I’m at the cusp of the holiday season and hence — a least stressful period for me and all teachers. I’m feeling like I can get back to myself a little bit. And last night, as I was lying restless, I kept thinking, I need to write in my blog, I need to do something fresh…my thesis is not clear enough. So here I am again, doing something pretty ordinary…but also radiant in its own way. In the moment, everything in the universe was clicking together in all the right ways. I love moments like that.
I decided to cook a Filipino dish. Now, I’m not a chef, but today I felt, that instead of just hearing or reading things about the Philippines, I need to connect myself through other pathways. And today just seemed the right time to do it.
I woke up, and decided I would make pastillas de leche, or “little milk tablets” or “milk pills.” This is a very common Filipino dessert/snack. It’s texture is soft and creamy, and has a playful, sweet crunch from the sugar its rolled in. In the Philippines, it’s mostly made from the milk of Carabao, or water buffalo. However, since that’s not handy there are other alternatives…that taste just as genuine.

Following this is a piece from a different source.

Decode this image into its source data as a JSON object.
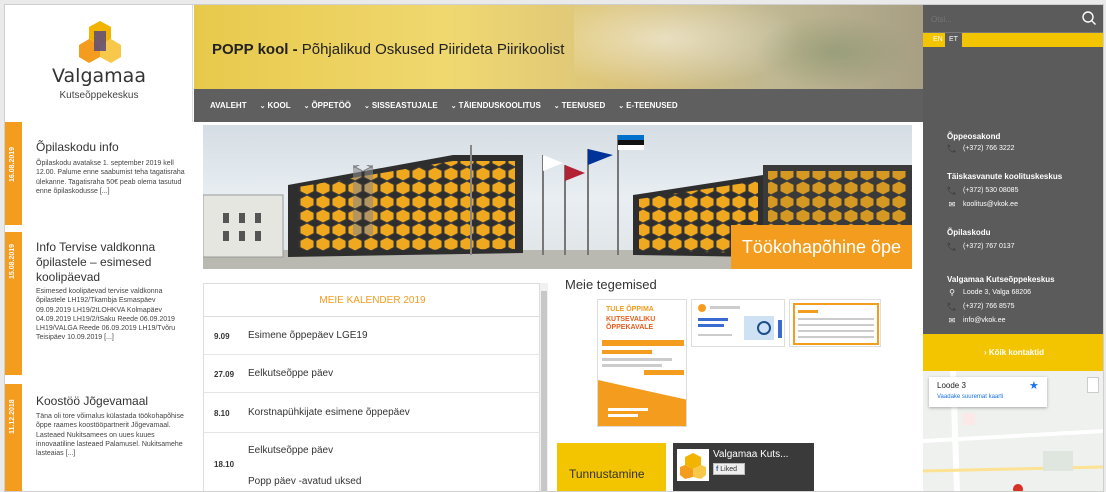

My mom waited until I was 10 or 11 to introduce me to pastillas, and I remember eating them and being supremely awed that food could taste that way. It was like coming home to something familiar; as if I was savoring something that I had been missing for so long. Ever since then, my mom makes an effort to pick up pastillas at Goldilocks or other Asian specialty stores. Because of my family, we’d be able to have 2 or 3 pieces each but that was it. A whole package would be gone in less than an hour.
Now that I know how to make them myself I don’t ever want to splurge so much ($4.99 for a pack of 20) on something that is so easy to make…
I used Vanjo Merano’s recipe here. It only calls for 4 ingredients:
* 1 can of sweetened condensed milk
* 2 cups sifted powdered milk
* Sugar for rolling
* Cellophane for packaging
I made them late in the day, around 3, because it took me awhile to find the powdered milk. I finally found it at Target in a smaller quantity, because I didn’t want to buy the whole tub of Nido powdered milk for $16. I got a Carnation packet for $4.99.
I got kind of emotional as everything started to come together and I got to try it for the first time. I found myself completely in tune as I started to roll the tiny milk cylinders in the sugar, and kept thinking to myself: this is literally the first Filipino dish I have ever made on my own accord. Even though it’s so simple, I kept imagining my grandmother doing it in her kitchen in the Philippines…and her grandmother. And I got this jolt of generations running through my veins all the way to my fingertips. It felt like something from another world, another memory, but something I want to go back to, over and over again. I know that.
And so, I give you my very first Filipino dish. It was done impulsively, with a lot of rapidness because I was so excited to be engaging in something that has usually been reserved for my Philippine-born mom, or my grandma. I hope that I can continue to explore Filipino firsthand this way, and look forward to more sessions like this.
I pray that all of you are doing wonderfully and that you are going into this week with open hearts. Sending you all love, especially during these trying times after the typhoon. Hope to catch up with you all soon.